Ciudad de México.- La Secretaría de Relaciones Exteriores informó que recibió diversas solicitudes de detención provisional con fines de extradición por parte del gobierno de Estados Unidos, las cuales serán turnadas a la Fiscalía General de la República (FGR) para su análisis. Sin embargo, la dependencia precisó que en la documentación enviada no se anexaron pruebas que sustenten las acusaciones, lo que limita su valoración jurídica inmediata.
De acuerdo con el comunicado, este tipo de solicitudes forma parte de los mecanismos de cooperación internacional en materia penal, donde la cancillería funge como conducto para remitir la información a las autoridades competentes en México, particularmente la FGR, instancia encargada de determinar la viabilidad legal de las detenciones y posibles procesos de extradición.

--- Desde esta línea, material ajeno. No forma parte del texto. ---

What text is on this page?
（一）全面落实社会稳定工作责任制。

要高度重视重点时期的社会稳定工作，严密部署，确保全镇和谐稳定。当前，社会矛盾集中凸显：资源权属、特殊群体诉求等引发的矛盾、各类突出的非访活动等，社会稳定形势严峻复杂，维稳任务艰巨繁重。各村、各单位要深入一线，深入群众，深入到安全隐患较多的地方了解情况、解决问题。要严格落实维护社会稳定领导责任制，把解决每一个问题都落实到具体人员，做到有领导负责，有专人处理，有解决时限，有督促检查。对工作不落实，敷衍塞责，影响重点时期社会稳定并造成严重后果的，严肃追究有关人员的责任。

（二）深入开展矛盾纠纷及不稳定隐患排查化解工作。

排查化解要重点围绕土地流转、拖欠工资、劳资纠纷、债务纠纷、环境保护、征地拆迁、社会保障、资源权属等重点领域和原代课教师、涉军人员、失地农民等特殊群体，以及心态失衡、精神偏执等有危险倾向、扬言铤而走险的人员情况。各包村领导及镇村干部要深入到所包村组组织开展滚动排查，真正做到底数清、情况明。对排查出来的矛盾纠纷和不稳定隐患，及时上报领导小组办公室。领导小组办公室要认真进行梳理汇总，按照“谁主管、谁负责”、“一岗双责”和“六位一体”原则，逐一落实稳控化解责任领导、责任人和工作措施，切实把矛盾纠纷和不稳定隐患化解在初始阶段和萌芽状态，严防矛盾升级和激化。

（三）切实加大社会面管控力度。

En este contexto, cobró relevancia la acusación difundida por autoridades estadounidenses contra el gobernador de Sinaloa, Rubén Rocha Moya, a quien se le atribuyen presuntos vínculos con el narcotráfico. El señalamiento, que forma parte de una investigación más amplia, ha generado impacto político al involucrar a un mandatario en funciones y a otros actores del ámbito público.
La postura de la cancillería mexicana introduce un elemento clave en el caso: la ausencia de pruebas en las solicitudes enviadas por Estados Unidos, lo que abre un debate sobre el sustento de las imputaciones y coloca el proceso en manos de las autoridades mexicanas, en medio de un clima de creciente tensión bilateral en materia de seguridad y justicia.